Figure 7. Recovery to the same target auxin pattern from a 15% gain in PIN3,4,7 and from a 30% gain in PIN3,4,7, shows that two very different combinations of interlinked PIN and AUX1/LAX can lead to the same auxin pattern.

(a) Auxin concentration colour map for the target auxin pattern created by a 50% loss in PIN3,4,7. (b) The percentage difference of target auxin pattern from the WT. (c) Total PIN and AUX1/LAX percentage comparison to WT for recovery from a 15% gain in PIN3,4,7, for a selected area of the root. (d) Total PIN and AUX1/LAX percentage comparison to WT for recovery from a 30% gain in PIN3,4,7, for the same selected area of the root. In (c,d), symbol % is the percentage difference relative to corresponding wildtype value.

Figure 8. The recovery principle reveals relationships between the influx and efflux carriers in establishing auxin patterning.

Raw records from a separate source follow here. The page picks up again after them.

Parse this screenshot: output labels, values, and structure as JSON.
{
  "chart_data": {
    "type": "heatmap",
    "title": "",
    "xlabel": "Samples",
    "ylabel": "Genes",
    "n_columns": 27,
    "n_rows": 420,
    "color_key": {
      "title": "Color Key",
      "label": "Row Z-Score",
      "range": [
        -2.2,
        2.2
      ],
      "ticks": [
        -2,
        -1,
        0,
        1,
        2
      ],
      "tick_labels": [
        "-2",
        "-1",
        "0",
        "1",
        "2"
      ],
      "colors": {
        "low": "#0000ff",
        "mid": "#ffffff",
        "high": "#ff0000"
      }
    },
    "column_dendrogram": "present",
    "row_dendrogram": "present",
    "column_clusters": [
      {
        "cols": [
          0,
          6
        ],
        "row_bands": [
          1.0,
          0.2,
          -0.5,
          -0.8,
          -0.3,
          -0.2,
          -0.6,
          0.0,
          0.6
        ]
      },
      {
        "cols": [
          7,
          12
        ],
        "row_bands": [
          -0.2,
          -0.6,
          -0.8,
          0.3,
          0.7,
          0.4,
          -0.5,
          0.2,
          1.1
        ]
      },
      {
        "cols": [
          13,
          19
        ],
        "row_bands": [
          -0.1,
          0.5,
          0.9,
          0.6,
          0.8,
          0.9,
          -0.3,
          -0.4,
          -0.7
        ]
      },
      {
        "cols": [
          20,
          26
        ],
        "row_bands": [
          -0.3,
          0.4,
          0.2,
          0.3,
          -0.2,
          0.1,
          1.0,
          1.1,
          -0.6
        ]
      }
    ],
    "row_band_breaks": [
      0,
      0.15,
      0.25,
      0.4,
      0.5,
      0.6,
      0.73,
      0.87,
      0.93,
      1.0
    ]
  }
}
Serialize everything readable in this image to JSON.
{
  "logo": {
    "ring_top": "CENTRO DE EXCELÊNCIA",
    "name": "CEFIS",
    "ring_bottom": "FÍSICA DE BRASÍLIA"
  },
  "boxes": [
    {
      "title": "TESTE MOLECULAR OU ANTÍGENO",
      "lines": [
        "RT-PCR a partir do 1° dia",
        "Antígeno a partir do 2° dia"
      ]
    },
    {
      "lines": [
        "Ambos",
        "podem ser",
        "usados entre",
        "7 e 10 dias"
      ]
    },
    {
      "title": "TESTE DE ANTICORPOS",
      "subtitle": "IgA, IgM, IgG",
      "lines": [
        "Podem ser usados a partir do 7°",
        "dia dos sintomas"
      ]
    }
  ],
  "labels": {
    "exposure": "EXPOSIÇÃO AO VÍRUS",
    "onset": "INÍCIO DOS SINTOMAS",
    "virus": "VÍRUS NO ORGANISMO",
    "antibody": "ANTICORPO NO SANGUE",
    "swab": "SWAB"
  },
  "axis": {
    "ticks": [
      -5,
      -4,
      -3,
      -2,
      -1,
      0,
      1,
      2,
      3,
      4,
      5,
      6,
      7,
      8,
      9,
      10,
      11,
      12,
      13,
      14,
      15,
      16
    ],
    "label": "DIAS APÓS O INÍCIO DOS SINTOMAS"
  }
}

(a) Changes in level of the influx carriers require changes in both polarity and level of the efflux carriers and vice versa, for recovery. (b) The recovery principle makes it possible to search for influx and efflux carrier combinations that achieve a target auxin pattern.

Figure 9. Modelling predictions for the patterning of auxin biosynthesis rate.

EZ: elongation zone, TZ: transition zone, MZ: meristematic zone, QC: quiescent centre region.